Megan Hamilton (09:06): Course name. Yeah. Thank you. Very specifically. Use the word women. Yeah. Yeah. And I, and I, and I, you know, that's, I I'm, I also like use that word in life. Like every once in a while with my girlfriends will say girls or something, but yeah, no, I'm very, I'm big on let's let's use proper language here. Let's make sure that we're not diminishing our presence

Melissa Anzman (09:32): A man. Okay. So tell me all about this course. Tell me that, like the idea, how you got the idea for it, how you put it together, what does it look like? I'd like to know all the deets about it.

Megan Hamilton (09:43): Sure. So early on, when I started coaching and I used to call it public speaking coaching, cause that sort of made sense and it, and, and I worked with men and women and I found that how I was talking about what I did. And so whether it was on social media or, you know, to my newsletter, I thought I just needed to be very professional because this was a professional business that I was making. And I wanted to, you know, I didn't, I wanted to speak to everybody and I wanted everyone to feel like they could speak up and speak out and do things that were hard. But what I was starting to realize, as I, you know, had more clients was I, I, I just really enjoyed working with women and it was a whole other ball game than it was with working with men.

Megan Hamilton (10:43): And that is not to say that I, that I didn't love the men that I worked with because I do. And I still work with men men who are comfortable enough to, to work with me after, you know, pretty much all of my marketing is towards women, but I do a lot of group workshops too. It just, this seemed to be such a huge need and women were feeling so it was harder for a woman to sign up, to work with me. There's so much extra stuff involved. And what I realized was when I was doing the group workshops, there's a lot of stuff that was not getting said. So we'd be talking about why it's difficult to speak up in a work meeting. We'd be talking about, you know having a complicated conversation with your boss or, and I could tell, cause I looked around and I was thinking about some similar situations with myself.

Megan Hamilton (11:39): I knew that all the women were not saying the stuff that we all know, and it occurred to me that I needed to make a course just for women so that we didn't even have to do the explanation of, yeah, it's fucking terrifying to walk into a boardroom full of men and feel that vibe and make your pitch or have to make your presentation. And the reason it's terrifying is because there's still so many societal expectations and differences and biases, and we are trained to not believe that what we are feeling is actually happening. And so when you walk into a room and you feel uncomfortable and you feel like people are sort of like looking at you sideways or with a side eye, like that's actually happening. And whether they know it or not, there's going to be a few people there that are doing that.

Megan Hamilton (12:38): And so I just wanted to eliminate the conversation of having men say that doesn't happen. This doesn't happen anymore. Like maybe 50 years ago, I wanted to eliminate all of that. And all of us start at the point where we totally get that we're dealing with different pressures. And that to me was so exciting and felt so powerful and like something really needed. And so that was the instigator for the course. And so, yeah, so, so, okay. So we know the beginnings of it and I love that because it's so true and the explanations, and I think we've learned this year in 2020, how much how many blind spots we all have, right? Like I've just truly how many blind spots we have of other people's experiences across the board. And so I'm glad that you saw that even earlier and recognize that there was, there was one for this group of women that you serve.

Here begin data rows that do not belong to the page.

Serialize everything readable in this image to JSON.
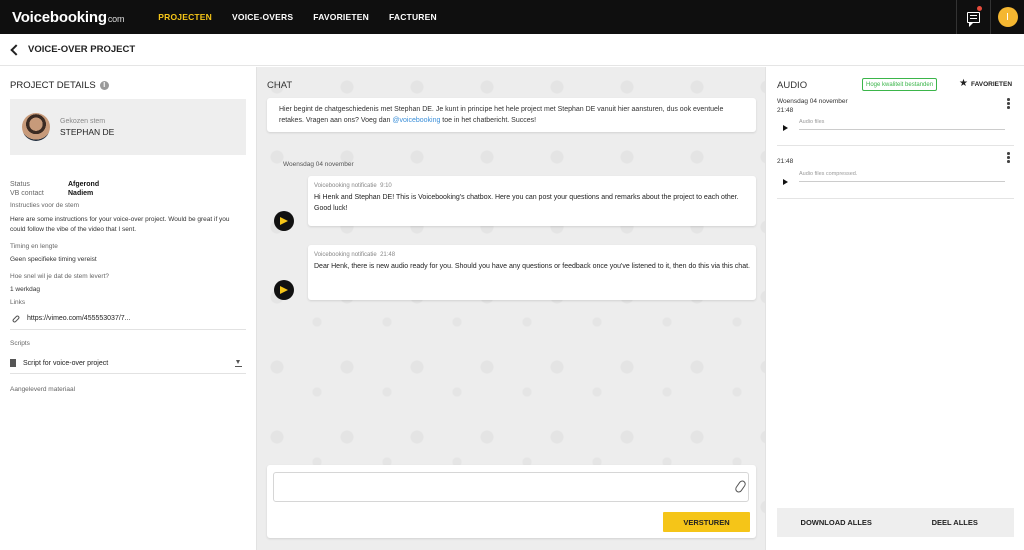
{
  "app": {
    "logo_text": "Voicebooking",
    "logo_suffix": "com"
  },
  "nav": {
    "items": [
      "PROJECTEN",
      "VOICE-OVERS",
      "FAVORIETEN",
      "FACTUREN"
    ],
    "active_index": 0
  },
  "topbar": {
    "avatar_initial": "I",
    "colors": {
      "accent": "#f5c518",
      "notification": "#e74c3c"
    }
  },
  "header": {
    "title": "VOICE-OVER PROJECT"
  },
  "details": {
    "title": "PROJECT DETAILS",
    "voice_label": "Gekozen stem",
    "voice_name": "STEPHAN DE",
    "status_label": "Status",
    "status_value": "Afgerond",
    "contact_label": "VB contact",
    "contact_value": "Nadiem",
    "instructions_label": "Instructies voor de stem",
    "instructions_text": "Here are some instructions for your voice-over project. Would be great if you could follow the vibe of the video that I sent.",
    "timing_label": "Timing en lengte",
    "timing_value": "Geen specifieke timing vereist",
    "delivery_label": "Hoe snel wil je dat de stem levert?",
    "delivery_value": "1 werkdag",
    "links_label": "Links",
    "link_value": "https://vimeo.com/455553037/7...",
    "scripts_label": "Scripts",
    "script_name": "Script for voice-over project",
    "materials_label": "Aangeleverd materiaal"
  },
  "chat": {
    "title": "CHAT",
    "intro_before": "Hier begint de chatgeschiedenis met Stephan DE. Je kunt in principe het hele project met Stephan DE vanuit hier aansturen, dus ook eventuele retakes. Vragen aan ons? Voeg dan ",
    "intro_mention": "@voicebooking",
    "intro_after": " toe in het chatbericht. Succes!",
    "date_label": "Woensdag 04 november",
    "messages": [
      {
        "sender": "Voicebooking notificatie",
        "time": "9:10",
        "text": "Hi Henk and Stephan DE! This is Voicebooking's chatbox. Here you can post your questions and remarks about the project to each other. Good luck!"
      },
      {
        "sender": "Voicebooking notificatie",
        "time": "21:48",
        "text": "Dear Henk, there is new audio ready for you. Should you have any questions or feedback once you've listened to it, then do this via this chat."
      }
    ],
    "input_value": "",
    "send_label": "VERSTUREN"
  },
  "audio": {
    "title": "AUDIO",
    "hq_badge": "Hoge kwaliteit bestanden",
    "favorites_label": "FAVORIETEN",
    "items": [
      {
        "date": "Woensdag 04 november",
        "time": "21:48",
        "file_label": "Audio files"
      },
      {
        "time": "21:48",
        "file_label": "Audio files compressed."
      }
    ],
    "download_all": "DOWNLOAD ALLES",
    "share_all": "DEEL ALLES"
  }
}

Megan Hamilton (13:34): So the course itself, like how, how long is it? What, like what's the components, what's the makeup of the course. Sure. So we meet for four weeks, two hours a week usually in the evening. And I go over my basic sort of speaking teaching, which is standing, breathing, speaking, and reading. And so each of those four has its own special training and combined, they give you all the tools that you need to start to put yourself out there more to raise your hand at the, at the office meeting to say yes to a speech to have a difficult conversation, to speak up for yourself. If somebody is interrupting you to say, Hey, you're interrupting me. So could you stop that? Something like that. And we look at it through the lens of being a woman. And so anything goes in terms of when we start talking about our own experiences and there's a lot of opportunity for sharing stories and for really digging into where did these fears come from?

Megan Hamilton (14:40): What, you know, let's go back even further. And so, you know, we've had situations where we wouldn't have talked about, you know, they hear their ex boyfriend in their head and telling them their voice sounds terrible and they can't get that out of their head. And then they can't sort of get past that. So it is a four week intensive, essentially like a speaking workshop where by the end of it, you submit a film or a, or you do it live and you do a presentation and, and that's it. And then we, you know, we, we we move on with our lives after that.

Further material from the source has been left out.